A língua e a cultura do Brasil serão nos próximos cinco meses o principal interesse de estudo de 70 cidadãos refugiados de todo o mundo que vieram ao país à procura de melhores condições de vida. Eles formam as primeiras três turmas do curso Pronatec de língua portuguesa e cultura brasileira para refugiados, que reuniu os novos estudantes e representantes de diversas instituições na Cruz Vermelha, no Centro do Rio, no dia 23 de março.

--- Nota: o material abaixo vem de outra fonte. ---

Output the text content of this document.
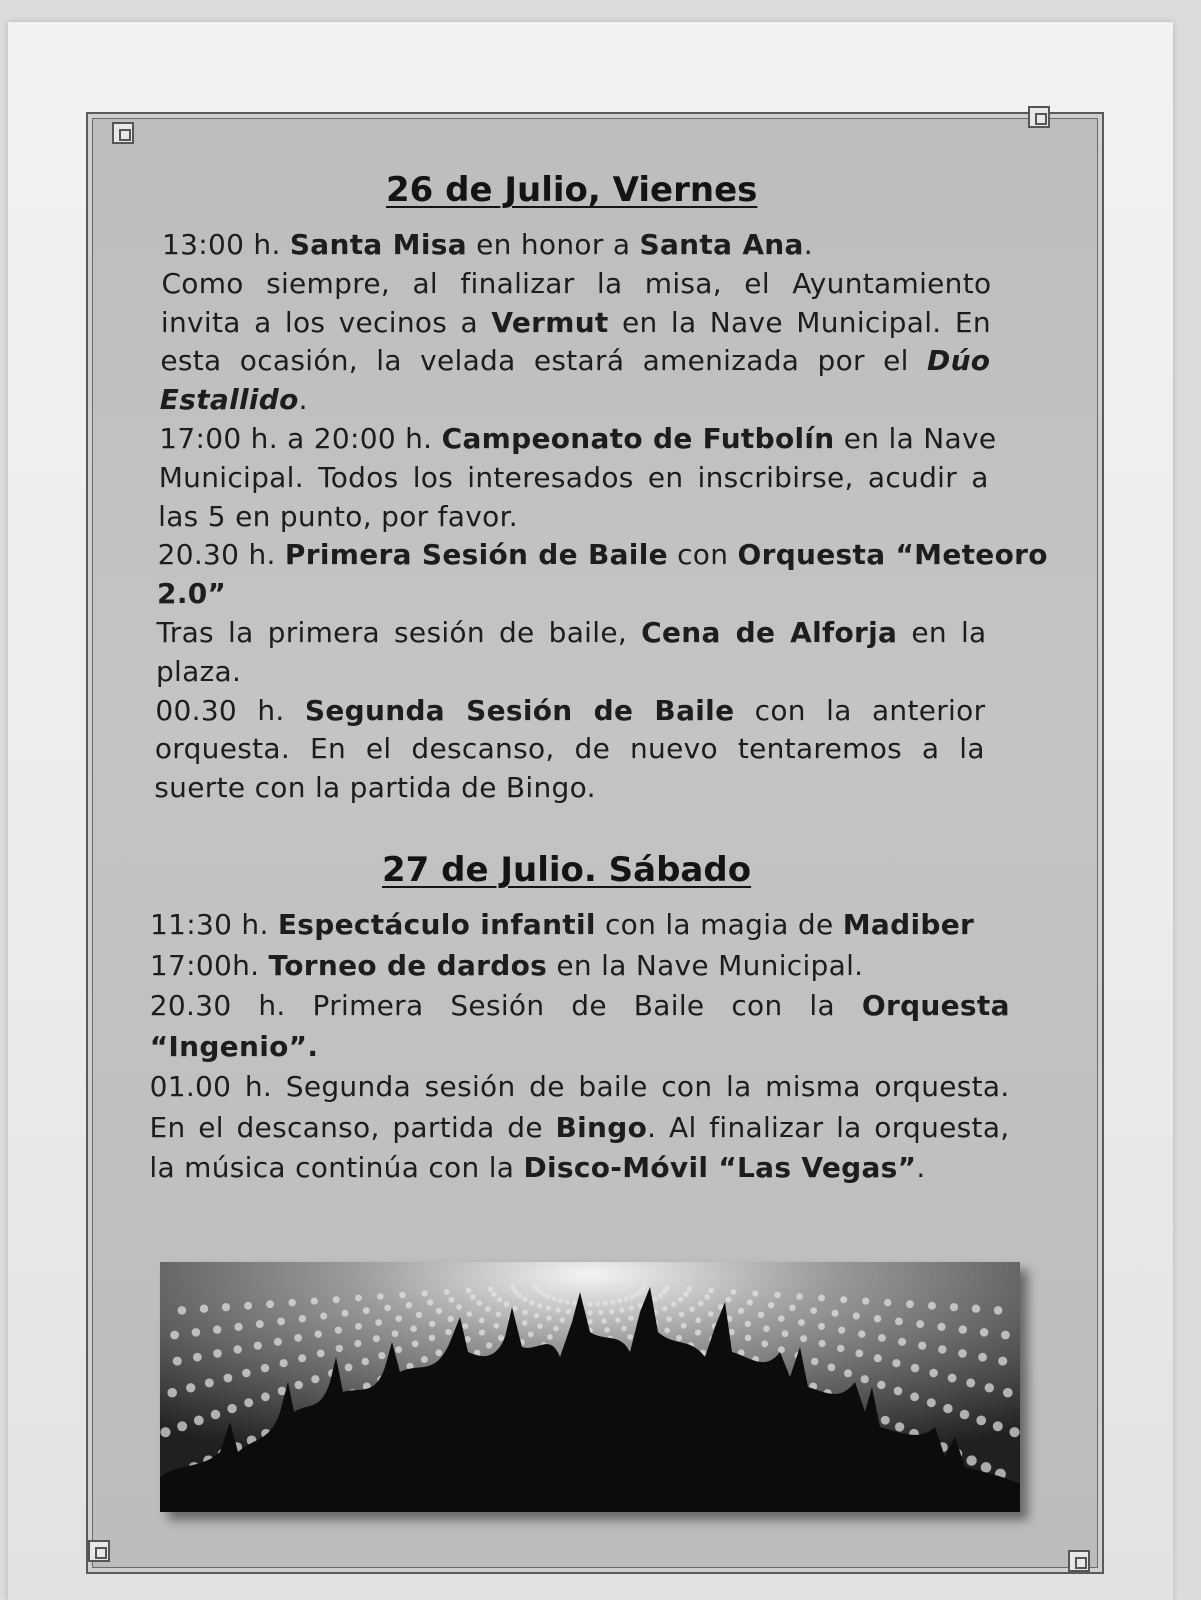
26 de Julio, Viernes
13:00 h. Santa Misa en honor a Santa Ana.
Como siempre, al finalizar la misa, el Ayuntamiento
invita a los vecinos a Vermut en la Nave Municipal. En
esta ocasión, la velada estará amenizada por el Dúo
Estallido.
17:00 h. a 20:00 h. Campeonato de Futbolín en la Nave
Municipal. Todos los interesados en inscribirse, acudir a
las 5 en punto, por favor.
20.30 h. Primera Sesión de Baile con Orquesta “Meteoro
2.0”
Tras la primera sesión de baile, Cena de Alforja en la
plaza.
00.30 h. Segunda Sesión de Baile con la anterior
orquesta. En el descanso, de nuevo tentaremos a la
suerte con la partida de Bingo.
27 de Julio. Sábado
11:30 h. Espectáculo infantil con la magia de Madiber
17:00h. Torneo de dardos en la Nave Municipal.
20.30 h. Primera Sesión de Baile con la Orquesta
“Ingenio”.
01.00 h. Segunda sesión de baile con la misma orquesta.
En el descanso, partida de Bingo. Al finalizar la orquesta,
la música continúa con la Disco-Móvil “Las Vegas”.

O curso é uma parceria entre o IFRJ, o Ministério da Justiça, a Secretaria Estadual de Direitos Humanos, o Ministério da Educação e a Cruz Vermelha.

 

Os estudantes vão ter aulas de gramática e de conversação em português e conhecer mais sobre a história e a cultura do Brasil. “Os alunos terão teoria sobre a cultura brasileira e algumas atividades práticas, como visitas a centros culturais, museus, teatros, para que eles possam se apropriar melhor da cultura brasileira”, explica o professor Fábio Silva, diretor de implantação do campus Belford Roxo, responsável pela oferta do curso.

 

As aulas serão na própria sede da Cruz Vermelha. O IFRJ será o responsável pela organização do curso e pelo repasse do auxílio financeiro oferecido pelo MEC. No Instituto, o Pronatec é coordenado pela servidora Simone Souza. A programação prevê 160 horas de aulas.


 

Exilado pela guerra, estudante tenta recomeçar vida no Brasil

 

Os novos estudantes do IFRJ vêm de países como República Democrática do Congo, Nigéria, Rússia, Egito, Síria, Venezuela e Colômbia. Para o reitor do IFRJ, as aulas no Instituto podem fazer com que o aluno se sinta mais à vontade no Brasil. “O conhecimento da língua e da cultura é extremamente importante para que ele se sinta menos distante de casa”, avalia o professor Paulo Assis, que representou o IFRJ na mesa de abertura da aula inaugural, ao lado do secretário de Assistência Social e Direitos Humanos do Rio de Janeiro, Paulo Melo; da coordenadora de Soluções Duráveis do Conselho Nacional para os Refugiados (CONARE), Flávia Leão; do presidente da Cruz Vermelha do Rio de Janeiro, Luiz Alberto Sampaio; e do diretor da Cáritas Arquidiocesana do Rio de Janeiro, Cândido Feliciano da Ponte Neto.

 

Um dos alunos do curso é Fabrice Kola, da República Democrática do Congo, país que vive há quase duas décadas uma grave guerra civil. Agora no Brasil, o jovem de 20 anos quer começar um novo caminho. “Por causa da guerra, perdi minha irmã. Minha mãe ficou lá sozinha, com meu irmão. Eu, graças a Deus, cheguei aqui. Eu quero aprender a falar bem a língua portuguesa, estudar, conseguir o meu emprego e ajudar a minha mãe e o meu irmão”, diz Kola.